Courtesy: Joel Whitford

Recruiting Scorecard - Special Teams

Now that Signing Day is done, it’s time to tally up how the Washington Huskies did. Did they address needs? Did they get top talent? How did the 2017 recruiting class fit into the current roster? We’ve covered both offense and defense, so today it’s on to special teams. 


The Huskies could have suffered last year when it became clear that true freshman Van Soderberg was struggling to adapt to the one-step style the Washington coaches required in order to effectively punt in the Pac-12. 

But Tristan Vizcaino stepped in and performed admirably, averaging 40.7 yards per kick, with a long of 65. Fifteen of his 51 punts ended up inside the 20, with only five touchbacks. 

So it might make sense to just leave Vizcaino, who had to learn new styles of punting, including rugby style, at punter for his senior year but with Cameron Van Winkle’s graduation there was an immediate need for an experienced placekicker. Vizcaino will be that kicker.

The shuffle would work because with an extra year to perfect his new one-step motion, Soderberg would slot in nicely as Vizcaino’s replacement. 

Enter Joel Whitford.

Whitford was Mitch Wishnowsky’s replacement at Santa Barbara City College. All Wishnowsky has done since moving on to Utah was win the Groza Award, so hopefully Whitford can have a similar impact at UW. 

Whitford had only a 37.6 yards per kick average, but part of that is mitigated by the fact that nearly half of his kicks (23/47) were downed inside the 20, with only three touchbacks. So clearly he knows how to pin the opponent in when given a chance. 

As a mid-year graduate from Santa Barbara, signing Whitford gives Washington Special Teams Coordinator Bob Gregory a security blanket for spring football in case Soderberg hasn’t been able to make progress. 

It also gives Gregory a multitude of options. At 6-4 and 215 pounds, Whitford has Aussie Rules Football experience that gives him a great sense of how and when to get rid of a kick when punting rugby style.
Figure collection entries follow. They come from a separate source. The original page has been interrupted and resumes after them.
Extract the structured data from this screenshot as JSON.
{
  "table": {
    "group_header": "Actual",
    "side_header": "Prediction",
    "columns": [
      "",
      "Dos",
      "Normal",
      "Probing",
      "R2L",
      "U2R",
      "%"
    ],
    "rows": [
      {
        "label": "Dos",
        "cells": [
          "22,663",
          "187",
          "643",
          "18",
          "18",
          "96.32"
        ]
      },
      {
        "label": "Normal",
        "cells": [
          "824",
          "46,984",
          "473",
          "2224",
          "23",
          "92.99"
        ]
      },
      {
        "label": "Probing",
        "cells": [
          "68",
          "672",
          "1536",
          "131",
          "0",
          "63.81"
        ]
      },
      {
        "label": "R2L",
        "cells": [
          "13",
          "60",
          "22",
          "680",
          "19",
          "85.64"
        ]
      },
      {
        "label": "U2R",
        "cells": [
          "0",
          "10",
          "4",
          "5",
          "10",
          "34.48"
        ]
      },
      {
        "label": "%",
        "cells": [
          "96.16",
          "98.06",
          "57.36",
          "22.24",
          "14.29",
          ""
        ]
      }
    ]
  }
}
He can pose a threat on fakes with his size, and he can also offer up other rugby style options, like cross-field kicks. 

Given how Australians have assimilated into Pac-12 life (Wishnowsky, Tom Hackett, etc…), there no reason to believe Whitford won’t offer up at least some legitimate competition for Soderberg and probably makes the job his own after spring football. We’ve seen how Utah has benefitted from using Aussie kickers and now Washington has gone Down Under to give their special teams a special edge. 




Could the tradition of finding legendary walk-on placekickers be back on under Chris Petersen? Chuck Nelson and Jeff Jaeger are just two of a handful of brilliant walk-on kickers that have contributed mightily to UW’s history of specialists. 

Here’s Peyton Henry's kicking statistics (via Maxpreps): 

145-170 touchbacks - 85 percent 

84-93 as a senior - 90 percent 

152-156 PATs - 97 percent 

69-69 as a senior - 100 percent 

18-26 Field Goals - 69 percent 

8-11 as a senior - 73 percent

Henry’s numbers compare quite favorably to Van Winkle’s career at Mount Si. Here’s his numbers via Maxpreps.

74 percent touchbacks in career, 80 percent as a senior.

93 percent PATs, 97 percent as a senior. 

71 percent Field Goals as a senior, but 43 percent as a senior. 

Part of the reason Van Winkle was offered a scholarship was because he went 18-20 as a junior, incredible numbers. His long field goal was 49 yards in high school. Henry’s was 52. 

It was interesting that Henry, a teammate of Washington quarterback commit Jake Haener, was pursued and evidently preferred over Archbishop Murphy’s Ryan Henderson, who had multiple kicks of 50 yards under his belt as a senior while going 12-14 in field goals. 

It gets even curiouser when Henderson’s ATM coach is none other than former UW linebacker Jerry Jensen, who turned the Husky coaches on to Henderson. Henderson is now set to walk on at Washington State, so UW fans need to hope that one doesn’t come back to bite the Dawgs.  

GRADE: Incomplete.

A grade can’t be assessed until Henry starts practicing with the team. Until then, he’s still recruitable.